Life is speeding by so quickly that I’m not able to quite catch up.
Last week at this time I was in NYC.
I was in town to accept an award from the Association of Catholic Publishers: Holy Desperation (Loyola Press) won first place in the “Inspiration” category and Best Book of the Year.
As I told them, the last time I won an award was in eighth grade. So the whole event was quite exciting.
Loyola put me up at a fancy hotel and I spent a good part of my time feeling like I was using up way too many “resources.” Should I fast, for instance (even though I wasn’t paying), in order to make up for the inordinate price of my hotel? I ordered room service the first afternoon, thinking to stretch my modest order over two meals, so ate half and set the rest aside, only to return a couple of hours later and find the whole whisked away, the curtains and blinds drawn, and laid out beneath my bed a pair of terrycloth slippers, embossed with the hotel logo.
I took two baths in the giant tub. Walked a ton as always when I’m in NY. Ducked into St. Patrick’s the first early evening after walking to Rockefeller Center from the Bowery for an interview on Fr. Dave Dwyer’s radio show. Went to noon Mass at St. Francis of Assisi the second day.
Had a nice moment that afternoon in a little pocket park across from Muji (where I nabbed four small notebooks for a buck twenty-five apiece!). There I sat with a Starbucks venti iced Americano and eating from a plastic bag of Rainier cherries freshly purchased from the corner fruit man. A moment of respite from the frantic pace and noise of the city. Felt the sun on my face. Happy to simply sit with a random microcosm of humanity. One older lady who’d arrived on a bike read a book.
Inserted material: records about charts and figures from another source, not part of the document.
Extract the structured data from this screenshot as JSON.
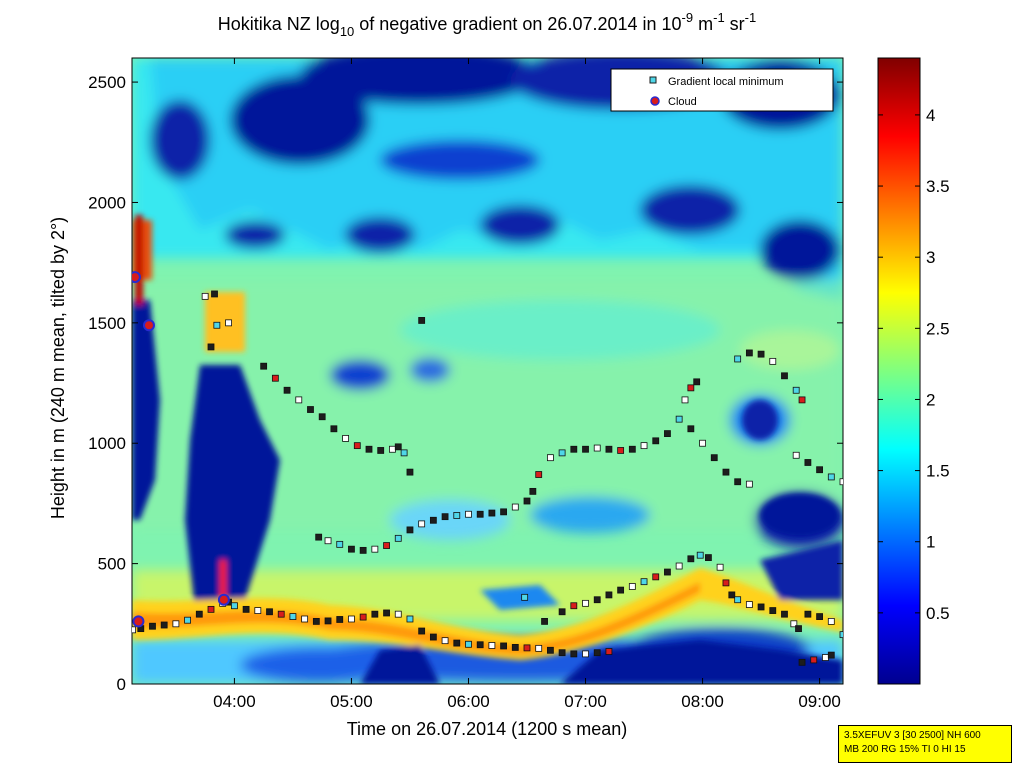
{
  "chart_data": {
    "type": "heatmap",
    "title": {
      "pre": "Hokitika NZ log",
      "sub": "10",
      "mid": " of negative gradient on 26.07.2014 in 10",
      "sup1": "-9",
      "mid2": " m",
      "sup2": "-1",
      "mid3": " sr",
      "sup3": "-1"
    },
    "xlabel": "Time on 26.07.2014 (1200 s mean)",
    "ylabel": "Height in m (240 m mean, tilted by 2°)",
    "xlim": [
      3.125,
      9.2
    ],
    "ylim": [
      0,
      2600
    ],
    "x_ticks": [
      {
        "v": 4,
        "label": "04:00"
      },
      {
        "v": 5,
        "label": "05:00"
      },
      {
        "v": 6,
        "label": "06:00"
      },
      {
        "v": 7,
        "label": "07:00"
      },
      {
        "v": 8,
        "label": "08:00"
      },
      {
        "v": 9,
        "label": "09:00"
      }
    ],
    "y_ticks": [
      {
        "v": 0,
        "label": "0"
      },
      {
        "v": 500,
        "label": "500"
      },
      {
        "v": 1000,
        "label": "1000"
      },
      {
        "v": 1500,
        "label": "1500"
      },
      {
        "v": 2000,
        "label": "2000"
      },
      {
        "v": 2500,
        "label": "2500"
      }
    ],
    "colorbar": {
      "range": [
        0,
        4.4
      ],
      "ticks": [
        {
          "v": 0.5,
          "label": "0.5"
        },
        {
          "v": 1,
          "label": "1"
        },
        {
          "v": 1.5,
          "label": "1.5"
        },
        {
          "v": 2,
          "label": "2"
        },
        {
          "v": 2.5,
          "label": "2.5"
        },
        {
          "v": 3,
          "label": "3"
        },
        {
          "v": 3.5,
          "label": "3.5"
        },
        {
          "v": 4,
          "label": "4"
        }
      ],
      "colormap": "jet"
    },
    "legend": {
      "position": "top-right",
      "items": [
        {
          "name": "Gradient local minimum",
          "marker": "square",
          "color": "#4fd6e8"
        },
        {
          "name": "Cloud",
          "marker": "circle",
          "color": "#d81c1c",
          "edge": "#2a2ad0"
        }
      ]
    },
    "series": [
      {
        "name": "Gradient local minimum",
        "points": [
          [
            3.13,
            225
          ],
          [
            3.2,
            230
          ],
          [
            3.3,
            240
          ],
          [
            3.4,
            245
          ],
          [
            3.5,
            250
          ],
          [
            3.6,
            265
          ],
          [
            3.7,
            290
          ],
          [
            3.8,
            310
          ],
          [
            3.9,
            335
          ],
          [
            3.95,
            340
          ],
          [
            4.0,
            325
          ],
          [
            4.1,
            310
          ],
          [
            4.2,
            305
          ],
          [
            4.3,
            300
          ],
          [
            4.4,
            290
          ],
          [
            4.5,
            280
          ],
          [
            4.6,
            270
          ],
          [
            4.7,
            260
          ],
          [
            4.8,
            262
          ],
          [
            4.9,
            268
          ],
          [
            5.0,
            270
          ],
          [
            5.1,
            278
          ],
          [
            5.2,
            290
          ],
          [
            5.3,
            295
          ],
          [
            5.4,
            290
          ],
          [
            5.5,
            270
          ],
          [
            5.6,
            220
          ],
          [
            5.7,
            195
          ],
          [
            5.8,
            180
          ],
          [
            5.9,
            170
          ],
          [
            6.0,
            165
          ],
          [
            6.1,
            163
          ],
          [
            6.2,
            160
          ],
          [
            6.3,
            158
          ],
          [
            6.4,
            152
          ],
          [
            6.5,
            150
          ],
          [
            6.6,
            148
          ],
          [
            6.7,
            140
          ],
          [
            6.8,
            130
          ],
          [
            6.9,
            125
          ],
          [
            7.0,
            125
          ],
          [
            7.1,
            130
          ],
          [
            7.2,
            135
          ],
          [
            4.72,
            610
          ],
          [
            4.8,
            595
          ],
          [
            4.9,
            580
          ],
          [
            5.0,
            560
          ],
          [
            5.1,
            555
          ],
          [
            5.2,
            560
          ],
          [
            5.3,
            575
          ],
          [
            5.4,
            605
          ],
          [
            5.5,
            640
          ],
          [
            5.6,
            665
          ],
          [
            5.7,
            680
          ],
          [
            5.8,
            695
          ],
          [
            5.9,
            700
          ],
          [
            6.0,
            705
          ],
          [
            6.1,
            705
          ],
          [
            6.2,
            710
          ],
          [
            6.3,
            715
          ],
          [
            6.4,
            735
          ],
          [
            6.5,
            760
          ],
          [
            6.55,
            800
          ],
          [
            6.6,
            870
          ],
          [
            6.7,
            940
          ],
          [
            6.8,
            960
          ],
          [
            6.9,
            975
          ],
          [
            7.0,
            975
          ],
          [
            7.1,
            980
          ],
          [
            7.2,
            975
          ],
          [
            7.3,
            970
          ],
          [
            7.4,
            975
          ],
          [
            7.5,
            990
          ],
          [
            7.6,
            1010
          ],
          [
            7.7,
            1040
          ],
          [
            7.8,
            1100
          ],
          [
            7.85,
            1180
          ],
          [
            7.9,
            1230
          ],
          [
            7.95,
            1255
          ],
          [
            7.9,
            1060
          ],
          [
            8.0,
            1000
          ],
          [
            8.1,
            940
          ],
          [
            8.2,
            880
          ],
          [
            8.3,
            840
          ],
          [
            8.4,
            830
          ],
          [
            8.3,
            1350
          ],
          [
            8.4,
            1375
          ],
          [
            8.5,
            1370
          ],
          [
            8.6,
            1340
          ],
          [
            8.7,
            1280
          ],
          [
            8.8,
            1220
          ],
          [
            8.85,
            1180
          ],
          [
            8.8,
            950
          ],
          [
            8.9,
            920
          ],
          [
            9.0,
            890
          ],
          [
            9.1,
            860
          ],
          [
            9.2,
            840
          ],
          [
            4.25,
            1320
          ],
          [
            4.35,
            1270
          ],
          [
            4.45,
            1220
          ],
          [
            4.55,
            1180
          ],
          [
            4.65,
            1140
          ],
          [
            4.75,
            1110
          ],
          [
            4.85,
            1060
          ],
          [
            4.95,
            1020
          ],
          [
            5.05,
            990
          ],
          [
            5.15,
            975
          ],
          [
            5.25,
            970
          ],
          [
            5.35,
            975
          ],
          [
            5.4,
            985
          ],
          [
            5.45,
            960
          ],
          [
            5.5,
            880
          ],
          [
            3.75,
            1610
          ],
          [
            3.83,
            1620
          ],
          [
            3.8,
            1400
          ],
          [
            3.85,
            1490
          ],
          [
            3.95,
            1500
          ],
          [
            6.65,
            260
          ],
          [
            6.8,
            300
          ],
          [
            6.9,
            325
          ],
          [
            7.0,
            335
          ],
          [
            7.1,
            350
          ],
          [
            7.2,
            370
          ],
          [
            7.3,
            390
          ],
          [
            7.4,
            405
          ],
          [
            7.5,
            425
          ],
          [
            7.6,
            445
          ],
          [
            7.7,
            465
          ],
          [
            7.8,
            490
          ],
          [
            7.9,
            520
          ],
          [
            7.98,
            535
          ],
          [
            8.05,
            525
          ],
          [
            8.15,
            485
          ],
          [
            8.2,
            420
          ],
          [
            8.25,
            370
          ],
          [
            8.3,
            350
          ],
          [
            8.4,
            330
          ],
          [
            8.5,
            320
          ],
          [
            8.6,
            305
          ],
          [
            8.7,
            290
          ],
          [
            8.78,
            250
          ],
          [
            8.82,
            230
          ],
          [
            8.9,
            290
          ],
          [
            9.0,
            280
          ],
          [
            9.1,
            260
          ],
          [
            9.2,
            205
          ],
          [
            8.85,
            90
          ],
          [
            8.95,
            100
          ],
          [
            9.05,
            110
          ],
          [
            9.1,
            120
          ],
          [
            6.48,
            360
          ],
          [
            5.6,
            1510
          ]
        ]
      },
      {
        "name": "Cloud",
        "points": [
          [
            3.15,
            1690
          ],
          [
            3.27,
            1490
          ],
          [
            3.18,
            260
          ],
          [
            3.91,
            350
          ]
        ]
      }
    ]
  },
  "infobox": {
    "line1": "3.5XEFUV 3 [30 2500] NH 600",
    "line2": "MB 200 RG 15% TI 0 HI 15"
  }
}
The teenager next to me played her music too loud. A couple of middle-aged guys pored over a chessboard. Did not look at my phone, did not check up on news, did not read even. Just sat. Said a few Hail Marys.
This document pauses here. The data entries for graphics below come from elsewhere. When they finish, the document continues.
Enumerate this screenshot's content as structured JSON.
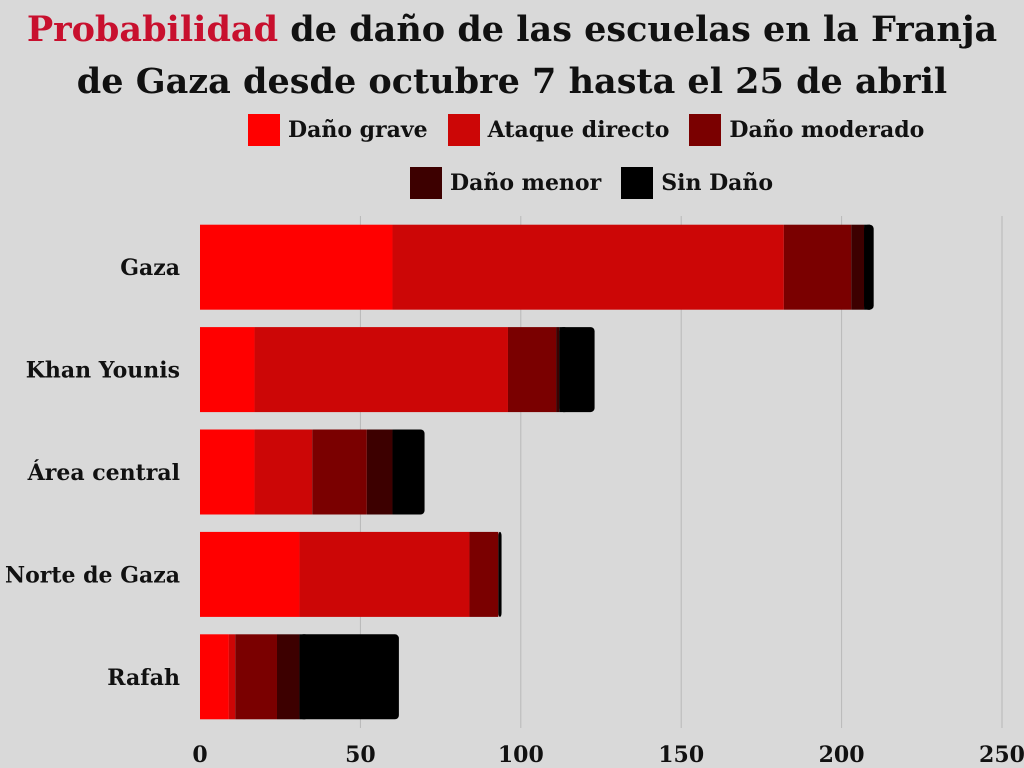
{
  "title": {
    "highlight": "Probabilidad",
    "rest_line1": " de daño de las escuelas en la Franja",
    "line2": "de Gaza desde octubre 7 hasta el 25 de abril"
  },
  "chart_data": {
    "type": "bar",
    "orientation": "horizontal",
    "stacked": true,
    "categories": [
      "Gaza",
      "Khan Younis",
      "Área central",
      "Norte de Gaza",
      "Rafah"
    ],
    "series": [
      {
        "name": "Daño grave",
        "color": "#ff0000",
        "values": [
          60,
          17,
          17,
          31,
          9
        ]
      },
      {
        "name": "Ataque directo",
        "color": "#cc0606",
        "values": [
          122,
          79,
          18,
          53,
          2
        ]
      },
      {
        "name": "Daño moderado",
        "color": "#7a0000",
        "values": [
          21,
          15,
          17,
          9,
          13
        ]
      },
      {
        "name": "Daño menor",
        "color": "#3d0000",
        "values": [
          4,
          1,
          8,
          0,
          7
        ]
      },
      {
        "name": "Sin Daño",
        "color": "#000000",
        "values": [
          3,
          11,
          10,
          1,
          31
        ]
      }
    ],
    "xlim": [
      0,
      250
    ],
    "xticks": [
      0,
      50,
      100,
      150,
      200,
      250
    ],
    "xlabel": "",
    "ylabel": "",
    "grid": "vertical",
    "legend": "top"
  }
}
Today is the feast day of Thomas the Apostle who, again like me, often, doubted. Christ invited him to put his hand inside the wound in his, Christ’s side. “My Lord and my God!” Thomas said. To which Christ responded, “Have you come to believe because you have seen me? Blessed are those who have not seen and have believed.”
But what does it mean to believe?
In today’s Magnificat reflection, ex-Pope Benedict XVI observes:
“Our relationship with God is first of all and at the same time also a relationship with our fellow men and women: it rests on a communion of human beings, and indeed the communication of relationship with God mediates the deepest possibility of human communication that goes beyond utility to reach the ground of the person…
The knowledge of God demands inner watchfulness, interiorization, a heart that is open and that in silent composure becomes personally aware of its direct links with its Creator. But at the same time it is true that God does not reveal himself to the isolated ego and excludes individualistic isolation: being related to God is tied up with being related to our brothers and sisters, with communion with them.”
I’m thinking this morning of the Statue of Liberty that guards New York Harbor, where my paternal grandparents arrived on a boat in the early 1900’s. What has happened to: “Give me your tired, your poor, Your huddled masses yearning to breathe free, The wretched refuse of your teeming shore.”
How any follower of Christ could want to exclude a single fellow human being is beyond me. Can anyone possibly imagine the Son of Man, who said, “Suffer the little children to come unto me” approving of the unconscionable ripping apart of families, and the general greed-based meanness, that is taking place on our borders and in our interior?
Thank you, Archbishop Jose Gomez, who has said again and again that it is the duty of all Catholics to speak out against this rank injustice.
This blot on our national conscience.